1. 修复随机种子不一致导致的大量误报 HTTP 模式下本地设备未在 _run_paddle 前设置随机种子，而服务端始终无条件调用 np.random.seed(random_seed)，导致两侧输入数据不同，clone 等 API 出现 max_abs_diff=33160 的假精度错误。修复：在 _test_http_mode 调用 _run_paddle 前同步设置种子。 2. 修复空 tensor 触发 np.nanmax ValueError _print_diff 对 size=0 的空数组调用 np.nanmax 会抛出 "zero-size array to reduction operation fmax which has no identity"。修复：在 _print_diff 中对空数组提前返回 (0.0, 0.0)。 3. 新增 special_compare 框架及非确定性 API skip 注册 - 新增 tester/special_compare/ 模块，支持按 API 注册自定义前向/反向对比函数，自动发现子模块无需修改主文件。 - 注册 argsort：用 gather 原始值替代直接比较索引，解决 tie 打破方式不同导致的误报。 - 注册 empty、empty_like、multinomial 为 skip，这些 API 输出天然不确定，不应进行精度对比。 - log_writer 新增 skip 日志类型支持。 Co-Authored-By: Claude Sonnet 4.6 <noreply@anthropic.com>

aggregate_logs(end=True) 末尾用 "w" 模式写 api_config_skip.txt，会把之前 write_to_log("skip",...) 聚合的内容（如 multinomial）完全覆盖。改为 "a" 追加模式，并将计数修正为已有 skip 数 + 差集数之和。 Co-Authored-By: Claude Sonnet 4.6 <noreply@anthropic.com>

…PU 0 pebble ProcessPool以spawn方式创建worker时会重新import http_server模块，模块级的import paddle会在init_server_worker设置CUDA_VISIBLE_DEVICES之前执行，导致paddle的CUDA context始终在GPU 0上初始化，而非分配到的GPU 6/7。修复：删除模块级import paddle，确保在init_server_worker中先设置 CUDA_VISIBLE_DEVICES再import paddle，使CUDA context在正确的GPU上创建。 Co-Authored-By: Claude Sonnet 4.6 <noreply@anthropic.com>

- base.py need_skip(): float8检查加not paddle_only守卫，paddle_only=True时不跳过float8（paddle原生支持），torch_vs_paddle模式不受影响 - paddle_device_vs_gpu.py: 新增_fill_float8_paddle_inputs()，在gen_paddle_input()后将config_analyzer留下的None float8 tensor替换为真实float8 tensor（float32生成→paddle.cast），不修改共享代码 - paddle_device_vs_gpu.py _run_paddle(): 入口加need_skip(paddle_only=True)，过滤sparse等不支持的case但保留float8 - http_server.py: 新增_SkippedError，skip case返回422而非500，客户端写skip日志 Co-Authored-By: Claude Sonnet 4.6 <noreply@anthropic.com>

- base.py gen_paddle_output_and_output_grad(): float8 dtype和bfloat16一样先生成float32 numpy再paddle.cast，避免numpy不认识float8_e4m3fn报TypeError - paddle_device_vs_gpu.py: need_skip时抛_PaddleSkipError而非返回(None,None)，明确区分skip和paddle_error - http_server.py: run_single_api捕获_PaddleSkipError转为__SKIP__:前缀的RuntimeError，handler通过前缀区分skip(422)和paddle_error(500)，移除错误的_SkippedError类 Co-Authored-By: Claude Sonnet 4.6 <noreply@anthropic.com>

… logging - Override need_skip() in DeviceVsGPU to skip float8 cases on XPU (XPU cast_kernel cannot create float8 tensors via float32->cast path) - Add _has_float8_dtype() helper with slice-safe check to avoid unhashable type error on __getitem__/__setitem__ slice args - Add early skip check in _test_http_mode() before sending HTTP request - Fix backward exception block to write accuracy_error log Co-Authored-By: Claude Sonnet 4.6 <noreply@anthropic.com>

embedding(sparse=True) backward produces SelectedRows sparse gradients. paddle.save() cannot serialize sparse Tensors, causing HTTP 500 with no [paddle gpu error] log (exception occurs outside _run_paddle's try/except).

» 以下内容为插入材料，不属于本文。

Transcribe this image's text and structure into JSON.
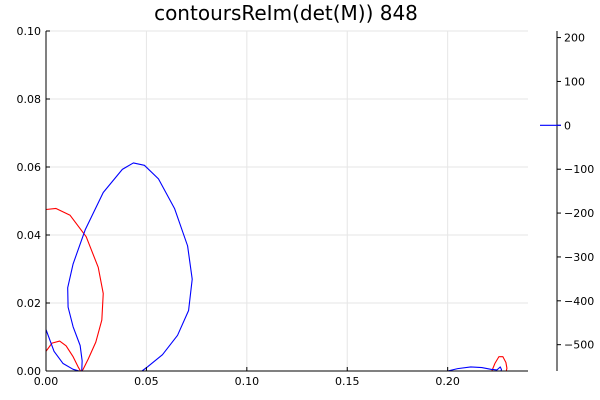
{
  "chart_data": {
    "type": "line",
    "title": "contoursReIm(det(M)) 848",
    "xlabel": "",
    "ylabel": "",
    "xlim": [
      0.0,
      0.24
    ],
    "ylim": [
      0.0,
      0.1
    ],
    "x_ticks": [
      0.0,
      0.05,
      0.1,
      0.15,
      0.2
    ],
    "x_tick_labels": [
      "0.00",
      "0.05",
      "0.10",
      "0.15",
      "0.20"
    ],
    "y_ticks": [
      0.0,
      0.02,
      0.04,
      0.06,
      0.08,
      0.1
    ],
    "y_tick_labels": [
      "0.00",
      "0.02",
      "0.04",
      "0.06",
      "0.08",
      "0.10"
    ],
    "grid": true,
    "colorbar": {
      "range": [
        -560,
        215
      ],
      "ticks": [
        200,
        100,
        0,
        -100,
        -200,
        -300,
        -400,
        -500
      ],
      "tick_labels": [
        "200",
        "100",
        "0",
        "−100",
        "−200",
        "−300",
        "−400",
        "−500"
      ],
      "legend_level": 0,
      "legend_color": "#0000ff"
    },
    "series": [
      {
        "color": "#ff0000",
        "paths": [
          [
            [
              0.0,
              0.0475
            ],
            [
              0.005,
              0.0478
            ],
            [
              0.012,
              0.0458
            ],
            [
              0.02,
              0.0395
            ],
            [
              0.026,
              0.0305
            ],
            [
              0.0285,
              0.0228
            ],
            [
              0.0278,
              0.015
            ],
            [
              0.0248,
              0.0085
            ],
            [
              0.021,
              0.0035
            ],
            [
              0.0185,
              0.0005
            ],
            [
              0.0178,
              0.0
            ]
          ],
          [
            [
              0.0,
              0.0058
            ],
            [
              0.003,
              0.0082
            ],
            [
              0.0068,
              0.0088
            ],
            [
              0.01,
              0.0074
            ],
            [
              0.0135,
              0.0042
            ],
            [
              0.016,
              0.0012
            ],
            [
              0.0172,
              0.0
            ]
          ],
          [
            [
              0.222,
              0.0
            ],
            [
              0.2235,
              0.0022
            ],
            [
              0.2255,
              0.0042
            ],
            [
              0.2275,
              0.0042
            ],
            [
              0.229,
              0.0025
            ],
            [
              0.2295,
              0.0008
            ],
            [
              0.2292,
              0.0
            ]
          ]
        ]
      },
      {
        "color": "#0000ff",
        "paths": [
          [
            [
              0.0,
              0.0122
            ],
            [
              0.004,
              0.0058
            ],
            [
              0.0085,
              0.0022
            ],
            [
              0.0135,
              0.0005
            ],
            [
              0.0165,
              0.0
            ]
          ],
          [
            [
              0.0178,
              0.0
            ],
            [
              0.018,
              0.003
            ],
            [
              0.017,
              0.0075
            ],
            [
              0.0135,
              0.013
            ],
            [
              0.011,
              0.0188
            ],
            [
              0.0108,
              0.0245
            ],
            [
              0.0135,
              0.0315
            ],
            [
              0.0195,
              0.0415
            ],
            [
              0.0285,
              0.0525
            ],
            [
              0.038,
              0.0593
            ],
            [
              0.0435,
              0.0612
            ],
            [
              0.049,
              0.0605
            ],
            [
              0.056,
              0.0565
            ],
            [
              0.064,
              0.0478
            ],
            [
              0.0705,
              0.0368
            ],
            [
              0.0728,
              0.027
            ],
            [
              0.071,
              0.0178
            ],
            [
              0.0655,
              0.0105
            ],
            [
              0.058,
              0.0048
            ],
            [
              0.0505,
              0.0012
            ],
            [
              0.0478,
              0.0
            ]
          ],
          [
            [
              0.2,
              0.0
            ],
            [
              0.205,
              0.0007
            ],
            [
              0.2115,
              0.0012
            ],
            [
              0.217,
              0.001
            ],
            [
              0.2215,
              0.0005
            ],
            [
              0.2245,
              0.0003
            ],
            [
              0.2262,
              0.0012
            ],
            [
              0.2268,
              0.0004
            ],
            [
              0.2265,
              0.0
            ]
          ]
        ]
      }
    ]
  }
}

After paddle.grad(), convert any sparse Tensor in the grad list to dense via .to_dense() so serialization succeeds. Mathematically equivalent. Co-Authored-By: Claude Opus 4.6 <noreply@anthropic.com>

…e=True) Previous fix used g.is_sparse() and g.to_dense() which both fail for SelectedRows: - is_sparse() returns False (SelectedRows is not SparseCoo/SparseCsr) - to_dense() causes Segfault in Paddle's C++ layer Correct approach: - Detect SelectedRows: Tensor where is_dense(), is_sparse(), is_sparse_coo(), and is_sparse_csr() are all False - Convert via numpy() + paddle.to_tensor() which works correctly on SelectedRows Co-Authored-By: Claude Opus 4.6 <noreply@anthropic.com>

paddle.save does not support named tuple types (CummaxRetType, CumminRetType, TopKRetType, etc.). Convert them to plain tuple recursively before serialization so cummax/cummin/topk cases no longer fail with HTTP 500 paddle_error. Co-Authored-By: Claude Sonnet 4.6 <noreply@anthropic.com>

When input tensor has a zero dimension, randint upper bound becomes 0, causing 'high <= 0' crash in numpy. Fall back to zeros tensor instead. Co-Authored-By: Claude Sonnet 4.6 <noreply@anthropic.com>

numpy.finfo() only accepts inexact (floating-point) types. When the tensor dtype is an integer (e.g. int64), calling numpy.finfo() raises ValueError: data type not inexact. Fix by selecting numpy.iinfo() for integer dtypes and numpy.finfo() for floating-point dtypes when computing the safe value range for pow/rpow API cases. Co-Authored-By: Claude Sonnet 4.6 <noreply@anthropic.com>

Co-Authored-By: Claude Sonnet 4.6 <noreply@anthropic.com>

…failures - http_server.py: return "remote_error" instead of "paddle_error" in HTTP response; use tester._last_error to propagate real Paddle exception into detail field - paddle_device_vs_gpu.py: store exception in self._last_error in _run_paddle; update _test_http_mode to handle "remote_error" type from server - log_writer.py: register "remote_error" -> "api_config_remote_error" and add to fail_case summary in print_log_info Remote GPU failures now go to api_config_remote_error.txt with real error detail visible in log_inorder.log; local XPU failures remain in api_config_paddle_error.txt. Co-Authored-By: Claude Sonnet 4.6 <noreply@anthropic.com>

Co-Authored-By: Claude Sonnet 4.6 <noreply@anthropic.com>

paddle-bot · 2026-04-21T12:05:04Z

Thanks for your contribution!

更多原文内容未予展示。